“Put your hand in your pocket” is the most effective way that Clara has found to “take an active part” in the mobilization against the pension reform. Since the start of the mobilization in January, this 45-year-old webmaster has already paid almost 600 euros to the strike funds. This month she even left a quarter of his salary there, without going on strike with her boss.
“I am happy that others are on strike. I am convinced that it is a real lever to establish a balance of power with the government, ”she adds.
“But I also know that in my position, going on strike would have absolutely no impact, unlike a garbage collector or a railway worker. No one would really notice my absence, so I prefer to support strikers in essential positions by helping them.” . financially”.
“If I go on strike, it only bothers me”
Like Clara, many French people who could not go on strike found in these strike funds a way to participate in the mobilization. Since a few days, strike funds record donations: More than 2.7 million euros were collected thanks to the two pots set up by the CGT and Sud. The equivalent of 300 daily contributions since January.
Last Friday, Syphaïwong Bay also preferred to donate 50 euros to the fund launched by the CGT-Sud, rather than go on strike and/or join the marches.
“And then it’s complicated, as the manager of a very small company with five employees. If I go on strike, it only bothers me because I don’t generate income,” adds Syphaïwong Bay. For her, the strike funds are therefore “a very easy way to contribute to the effort.” “We sacrifice part of our salary for all these people demonstrating in our place,” she says.
“For me it is a very good alternative. It fills my frustration, because up to that moment I felt a little marginalized from the debates with my environment, since I did not participate in the demonstrations”, this commercial manager in web marketing also develops, who “felt that I could not give my opinion because I could not get personally involved.”

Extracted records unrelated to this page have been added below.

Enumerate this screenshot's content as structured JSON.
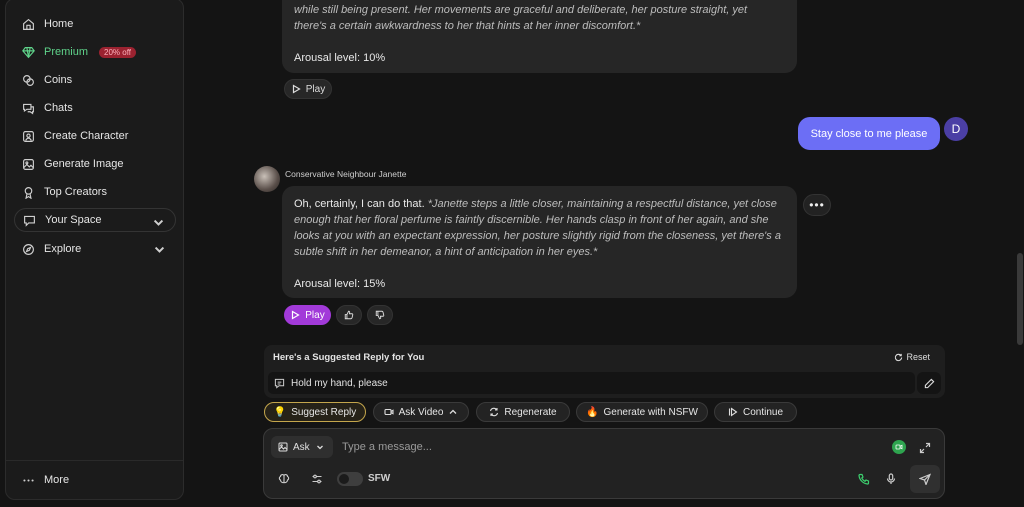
{
  "sidebar": {
    "items": [
      {
        "label": "Home",
        "icon": "home-icon"
      },
      {
        "label": "Premium",
        "icon": "diamond-icon",
        "badge": "20% off"
      },
      {
        "label": "Coins",
        "icon": "coins-icon"
      },
      {
        "label": "Chats",
        "icon": "chat-icon"
      },
      {
        "label": "Create Character",
        "icon": "create-character-icon"
      },
      {
        "label": "Generate Image",
        "icon": "image-icon"
      },
      {
        "label": "Top Creators",
        "icon": "trophy-icon"
      },
      {
        "label": "Your Space",
        "icon": "chat-bubble-icon"
      },
      {
        "label": "Explore",
        "icon": "compass-icon"
      }
    ],
    "more_label": "More"
  },
  "conversation": {
    "prev_message": {
      "line1": "while still being present. Her movements are graceful and deliberate, her posture straight, yet",
      "line2": "there's a certain awkwardness to her that hints at her inner discomfort.*",
      "arousal": "Arousal level: 10%",
      "play_label": "Play"
    },
    "user_message": {
      "text": "Stay close to me please",
      "avatar_letter": "D"
    },
    "character_name": "Conservative Neighbour Janette",
    "reply": {
      "lead": "Oh, certainly, I can do that.",
      "narration": "*Janette steps a little closer, maintaining a respectful distance, yet close enough that her floral perfume is faintly discernible. Her hands clasp in front of her again, and she looks at you with an expectant expression, her posture slightly rigid from the closeness, yet there's a subtle shift in her demeanor, a hint of anticipation in her eyes.*",
      "arousal": "Arousal level: 15%",
      "play_label": "Play"
    }
  },
  "suggested": {
    "title": "Here's a Suggested Reply for You",
    "reset_label": "Reset",
    "reply_text": "Hold my hand, please"
  },
  "actions": {
    "suggest_reply": "Suggest Reply",
    "ask_video": "Ask Video",
    "regenerate": "Regenerate",
    "generate_nsfw": "Generate with NSFW",
    "continue": "Continue"
  },
  "composer": {
    "ask_label": "Ask",
    "placeholder": "Type a message...",
    "sfw_label": "SFW"
  },
  "colors": {
    "premium": "#5fd38a",
    "user_bubble": "#6c6ef5",
    "play_active": "#a23ad9",
    "badge": "#9b2230"
  }
}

The solidarity of retirees and expatriates
And donations from abroad are also arriving. From Tokyo, where he has worked as a seconded professor for more than twenty years, François Roussel has paid the equivalent of one day’s salary to the strike fund, that is, 150 euros. And this 61-year-old former resident of Ile-de-France intends to put his hand in his wallet again in the coming days.
“Even though I live in Japan, I’m still French. I probably wouldn’t be affected by this reform, but I wish I could be on the streets right now to defend those who have the right to have access to a well.” -deserved pension. well deserved”, assures BFMTV.com this professor of French and French civilization, who fears that France will lose “its system of intergenerational solidarity”.
Although he has been retired for ten years, Alain Huertas did not hesitate for a second to add 50 euros to the CGT jackpot, as soon as he discovered it on his Facebook news feed. “I put myself within my possibilities, it was the least I could do. In any case, I had no other means of action than to be outraged on social networks”, confesses this man.
The septuagenarian affirms that he wanted to “show solidarity”, either with “his former colleagues or with all the French who work in difficult jobs and for whom it is particularly unfair”, confides this former trader to the BTP, originally from Marseille.
Ask to double donations on Twitter
In the same way, some French people who are not particularly concerned about their own situation are still getting their hands dirty. This is the case of Anthony Ramine, for example, a 35-year-old computer engineer with a more than comfortable salary, who “really doesn’t want anyone’s working hours to be extended.”
Today he joins the Parisian processions, although he is not obliged to go on strike to demonstrate since his employer does not force him to “make an appearance”. So, to compensate and put real pressure on the government, he “provides a little financial help so that the movement continues until the total withdrawal of this unjust reform,” explains this thirty-something Parisian.
On Sunday, like others online, he even launched a call for donations on Twitter, promising the participants “double their bet up to 1000 euros”. A goal achieved by Internet users in just one hour.
To launch this virtual challenge, this engineer says that he was inspired “by the social movements in the United States where they are more used to making this type of double donation announcements, after a long reflection and having made several anonymous donations in my corner since 2019.”
“I ignored the impression of getting ahead of myself and instead focused on the fact that double 1,312 euros was better than only 1,312 euros,” concludes Anthony Ramine, who also fights for his mother, whom he saw working “in the catering business.” from a very young age.” “She ruined her ankles, (…) she was underpaid and sometimes fully understated, so she’s missing a bunch of terms you’ll never see color, and now she’d have to work for two more years? No, thanks”.